As the advanced robot gripper sub-system group in UBC Open Robotics Team, our goal is to develop a versatile robot manipulator for a housekeeper robot which performs tasks in everyday environments. The gripper needs to grasp objects of different shape and size and manipulate them. Simple grippers in the market are not appropriate for our application because they are not capable of adapting to the shape of different objects (unless special adapter is prepared for each specific scenario). As a result, the holding forces are limited by the object strength, and they generally rely on friction forces to lift the object. Therefore, we took inspiration from the MARS robotic hand developed in Laval University, and designed the parametric CAD model of an under-actuated robot gripper, which is characterized by having fewer actuators than degrees of freedom. When applied to mechanical fingers, the concept of under-actuation leads to self-adaptability, which is to envelope the grasped object automatically without complex control strategies. This is achieved by strategically introducing elastic elements (e.g. springs) and mechanical limits in the gripper mechanisms.

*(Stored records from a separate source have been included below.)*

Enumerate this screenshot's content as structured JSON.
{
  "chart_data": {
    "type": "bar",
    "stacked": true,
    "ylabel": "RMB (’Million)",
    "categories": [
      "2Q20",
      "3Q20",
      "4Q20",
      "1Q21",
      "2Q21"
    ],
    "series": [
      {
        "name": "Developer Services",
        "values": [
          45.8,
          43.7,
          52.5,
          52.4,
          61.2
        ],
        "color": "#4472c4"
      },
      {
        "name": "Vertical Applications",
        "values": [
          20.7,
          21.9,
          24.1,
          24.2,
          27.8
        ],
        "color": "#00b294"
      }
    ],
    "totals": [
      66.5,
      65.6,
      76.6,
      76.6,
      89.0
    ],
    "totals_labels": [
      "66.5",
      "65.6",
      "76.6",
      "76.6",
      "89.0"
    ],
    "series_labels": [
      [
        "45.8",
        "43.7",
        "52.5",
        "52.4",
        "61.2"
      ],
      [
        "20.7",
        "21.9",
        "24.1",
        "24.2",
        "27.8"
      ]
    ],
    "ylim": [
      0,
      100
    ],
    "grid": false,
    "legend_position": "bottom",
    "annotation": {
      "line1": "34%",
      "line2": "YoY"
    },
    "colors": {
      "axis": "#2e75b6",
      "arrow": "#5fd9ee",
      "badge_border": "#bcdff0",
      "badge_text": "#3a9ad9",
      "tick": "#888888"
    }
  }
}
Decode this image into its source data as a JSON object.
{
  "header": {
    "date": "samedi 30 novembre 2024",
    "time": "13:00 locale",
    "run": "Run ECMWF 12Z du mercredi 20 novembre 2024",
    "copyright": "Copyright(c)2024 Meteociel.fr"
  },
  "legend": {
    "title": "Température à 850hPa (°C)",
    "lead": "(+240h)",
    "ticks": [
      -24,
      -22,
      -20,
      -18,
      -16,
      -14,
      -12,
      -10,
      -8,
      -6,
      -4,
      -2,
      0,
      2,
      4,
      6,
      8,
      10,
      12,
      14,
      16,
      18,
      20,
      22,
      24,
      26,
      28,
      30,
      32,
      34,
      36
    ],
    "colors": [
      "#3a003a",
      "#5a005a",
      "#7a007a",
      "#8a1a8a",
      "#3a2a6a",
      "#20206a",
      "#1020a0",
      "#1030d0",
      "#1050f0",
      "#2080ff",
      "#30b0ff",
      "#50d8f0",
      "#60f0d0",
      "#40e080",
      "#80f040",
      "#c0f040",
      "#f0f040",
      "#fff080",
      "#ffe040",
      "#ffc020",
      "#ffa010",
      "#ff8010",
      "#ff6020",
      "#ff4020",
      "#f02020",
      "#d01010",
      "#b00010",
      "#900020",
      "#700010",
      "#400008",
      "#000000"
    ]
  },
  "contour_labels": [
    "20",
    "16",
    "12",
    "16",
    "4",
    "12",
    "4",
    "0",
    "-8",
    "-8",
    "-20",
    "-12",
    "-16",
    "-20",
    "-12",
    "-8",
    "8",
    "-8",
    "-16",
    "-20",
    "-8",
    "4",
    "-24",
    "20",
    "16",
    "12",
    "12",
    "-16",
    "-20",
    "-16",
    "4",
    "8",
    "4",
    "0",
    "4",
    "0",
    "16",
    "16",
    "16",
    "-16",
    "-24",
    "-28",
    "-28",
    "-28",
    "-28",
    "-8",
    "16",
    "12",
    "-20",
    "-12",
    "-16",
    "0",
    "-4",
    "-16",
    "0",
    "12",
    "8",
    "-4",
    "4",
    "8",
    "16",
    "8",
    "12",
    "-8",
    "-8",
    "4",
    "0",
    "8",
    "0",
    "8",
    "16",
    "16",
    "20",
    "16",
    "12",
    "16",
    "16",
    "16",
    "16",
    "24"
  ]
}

Under-Actuated Robot Gripper
The orange linkages form the actuator input transmission line (1 actuator for this finger), and the green linkages are the spring pre-load line (springs are not shown in the animation). While a finger is closing on an object, the configuration of the finger at any time is determined by the external constraints associated with the object. For instance, a distal phalange won’t articulate until the object stops the articulation of the proximal phalange and causes actuator input to overcome the spring pre-load that holds the distal phalange straight. When the object is fully grasped, the force applied by actuator is distributed among the phalanges.
Power Grasp
Power grasps are associated with large grasping forces and with contact zones which are located along the phalanges and the palm, thereby enveloping the object. In this particular grasping scenario, the forces are approximately directed towards the circle’s centre, which indicates stable holding. Note that the grey dashed lines connected to the green linkages represent tensile springs that provide pre-load forces to the phalanges.
Precision Grasp
Precision grasps are generally associated with small grasping forces and with contacts at the fingertips. This mode is used in precise manipulation tasks such as turning a key.